Italian, Spanish Bonds Rise as Italy Cancels Debt Auctions on Cash Surplus
Italian and Spanish 10-year government bonds rose after Italy canceled debt sales, citing a surplus of cash.
Ten-year debt advanced for the first time in three days after Italy said yesterday it would cancel an auction of medium- to long-term bonds scheduled for mid August “considering the large cash availability and the limited borrowing requirement.” Italian two-year notes fell after demand slid at a bill sale.
“The environment is highly fragile and volatile, that’s what you see today,” said Norbert Aul, a European rates strategist at RBC Capital Markets in London. “The Italian auction cancellation provided some relief,” though today’s debt sales provided some negative market reaction, he said.

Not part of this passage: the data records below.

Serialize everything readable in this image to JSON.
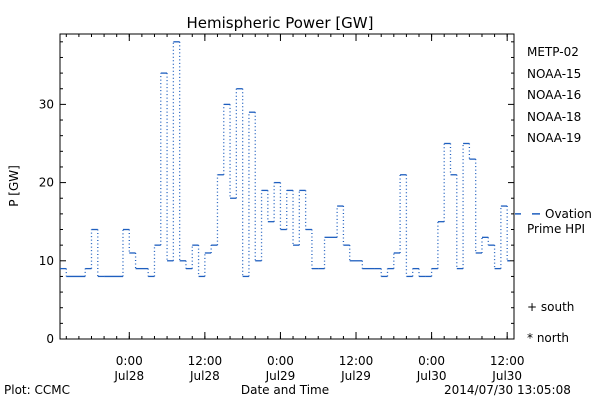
{
  "chart_data": {
    "type": "line",
    "title": "Hemispheric Power [GW]",
    "ylabel": "P [GW]",
    "xlabel": "Date and Time",
    "ylim": [
      0,
      39
    ],
    "yticks": [
      0,
      10,
      20,
      30
    ],
    "xlim": [
      "2014-07-27T13:00",
      "2014-07-30T13:05"
    ],
    "xticks": [
      {
        "time": "2014-07-28T00:00",
        "hour": "0:00",
        "day": "Jul28"
      },
      {
        "time": "2014-07-28T12:00",
        "hour": "12:00",
        "day": "Jul28"
      },
      {
        "time": "2014-07-29T00:00",
        "hour": "0:00",
        "day": "Jul29"
      },
      {
        "time": "2014-07-29T12:00",
        "hour": "12:00",
        "day": "Jul29"
      },
      {
        "time": "2014-07-30T00:00",
        "hour": "0:00",
        "day": "Jul30"
      },
      {
        "time": "2014-07-30T12:00",
        "hour": "12:00",
        "day": "Jul30"
      }
    ],
    "grid": false,
    "legend_position": "right",
    "series": [
      {
        "name": "METP-02",
        "color": "#000000",
        "x": [],
        "values": []
      },
      {
        "name": "NOAA-15",
        "color": "#1f3fbf",
        "x": [],
        "values": []
      },
      {
        "name": "NOAA-16",
        "color": "#19b2d8",
        "x": [],
        "values": []
      },
      {
        "name": "NOAA-18",
        "color": "#22cc66",
        "x": [],
        "values": []
      },
      {
        "name": "NOAA-19",
        "color": "#f0a020",
        "x": [],
        "values": []
      },
      {
        "name": "Ovation Prime HPI",
        "color": "#1f5fbf",
        "x": [
          "2014-07-27T13:00",
          "2014-07-27T14:00",
          "2014-07-27T17:00",
          "2014-07-27T18:00",
          "2014-07-27T19:00",
          "2014-07-27T20:00",
          "2014-07-27T23:00",
          "2014-07-28T00:00",
          "2014-07-28T01:00",
          "2014-07-28T03:00",
          "2014-07-28T04:00",
          "2014-07-28T05:00",
          "2014-07-28T06:00",
          "2014-07-28T07:00",
          "2014-07-28T08:00",
          "2014-07-28T09:00",
          "2014-07-28T10:00",
          "2014-07-28T11:00",
          "2014-07-28T12:00",
          "2014-07-28T13:00",
          "2014-07-28T14:00",
          "2014-07-28T15:00",
          "2014-07-28T16:00",
          "2014-07-28T17:00",
          "2014-07-28T18:00",
          "2014-07-28T19:00",
          "2014-07-28T20:00",
          "2014-07-28T21:00",
          "2014-07-28T22:00",
          "2014-07-28T23:00",
          "2014-07-29T00:00",
          "2014-07-29T01:00",
          "2014-07-29T02:00",
          "2014-07-29T03:00",
          "2014-07-29T04:00",
          "2014-07-29T05:00",
          "2014-07-29T06:00",
          "2014-07-29T07:00",
          "2014-07-29T09:00",
          "2014-07-29T10:00",
          "2014-07-29T11:00",
          "2014-07-29T12:00",
          "2014-07-29T13:00",
          "2014-07-29T15:00",
          "2014-07-29T16:00",
          "2014-07-29T17:00",
          "2014-07-29T18:00",
          "2014-07-29T19:00",
          "2014-07-29T20:00",
          "2014-07-29T21:00",
          "2014-07-29T22:00",
          "2014-07-29T23:00",
          "2014-07-30T00:00",
          "2014-07-30T01:00",
          "2014-07-30T02:00",
          "2014-07-30T03:00",
          "2014-07-30T04:00",
          "2014-07-30T05:00",
          "2014-07-30T06:00",
          "2014-07-30T07:00",
          "2014-07-30T08:00",
          "2014-07-30T09:00",
          "2014-07-30T10:00",
          "2014-07-30T11:00",
          "2014-07-30T12:00"
        ],
        "values": [
          9,
          8,
          9,
          14,
          8,
          8,
          14,
          11,
          9,
          8,
          12,
          34,
          10,
          38,
          10,
          9,
          12,
          8,
          11,
          12,
          21,
          30,
          18,
          32,
          8,
          29,
          10,
          19,
          15,
          20,
          14,
          19,
          12,
          19,
          14,
          9,
          9,
          13,
          17,
          12,
          10,
          10,
          9,
          9,
          8,
          9,
          11,
          21,
          8,
          9,
          8,
          8,
          9,
          15,
          25,
          21,
          9,
          25,
          23,
          11,
          13,
          12,
          9,
          17,
          10
        ],
        "last_value": 16
      }
    ],
    "annotations": [
      "+ south",
      "* north"
    ],
    "footer_left": "Plot: CCMC",
    "footer_right": "2014/07/30 13:05:08"
  }
}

The yield on 10-year Italian bonds slipped three basis points to 5.63 percent as of 5:05 p.m. in London, reversing an earlier increase to 5.72 percent. Similar-maturity Spanish yields dropped seven basis points to 5.96 percent, after rising to as much as 6.07 percent.
Benchmark bund yields fell two basis points to 2.74 percent. The 3.25 percent security maturing in July 2021 rose 0.205, or 2.05 euros per 1,000-euro face amount, to 104.365.
Bill Auctions
The difference in yield between Italian and Spanish bonds and their German counterparts, narrowed for the first day in three. The Italian 10-year security yielded 289 basis points more than similar maturity bunds, while the Spanish-German spread declined to 321 basis points.
Italy said it sold 7.5 billion euros ($10.9 billion) of six-month bills at an average yield of 2.269 percent, the highest in 2 1/2 years. Investors bid for 1.56 times the debt offered, down from 1.72 times in June. Spain auctioned 2.89 billion euros of three- and six-month bills, with yields rising and demand falling from a sale in June, data from the Bank of Spain showed.
“If you think that the market is buying into the EU summit of last week then you’d expect to see better T-bill auctions,” said Peter Chatwell, a fixed-income strategist at Credit Agricole Corporate & Investment Bank in London. “The auction yields were significantly higher than last time round. Demand for Spanish paper does look weaker.”
The six-month Spanish bills drew an average yield of 2.519 percent, with the so-called stop-out rate, the highest yield paid, 13 basis points higher at 2.65 percent.
Greek Bailout
Euro-region leaders seeking to stem the region’s debt crisis, decided on 159 billion euros of new aid for Greece last week and new powers for the 440 billion-euro rescue fund. Banks will voluntarily agree to write down the value of their Greek securities by 21 percent as part of the bond exchange and debt buyback program, the Institute of International Finance said July 22.
German bunds advanced for a third day as investors sought a refuge from turmoil in the U.S. debt market. President Barack Obama’s administration and Republican lawmakers remain at an impasse on raising the debt ceiling to avoid a default.
German government bonds handed investors 1.6 percent this year, compared with 3.3 percent for U.S. Treasuries and 0.1 percent for Spanish debt, according to indexes compiled by Bloomberg and the European Federation of Financial Analysts Societies. Italy’s bonds have lost 2.5 percent, while Portugal’s have declined 23 percent, the indexes show.
Deutsche Bank AG had net sovereign risks related to Portugal, Italy, Ireland, Greece and Spain of 3.67 billion euros as of June 30, a decline of 70 percent from the 12.1 billion euros at the end of 2010, the bank said today in its second- quarter earnings. The bank had a 155 million-euro writedown related to Greek government bonds, it said.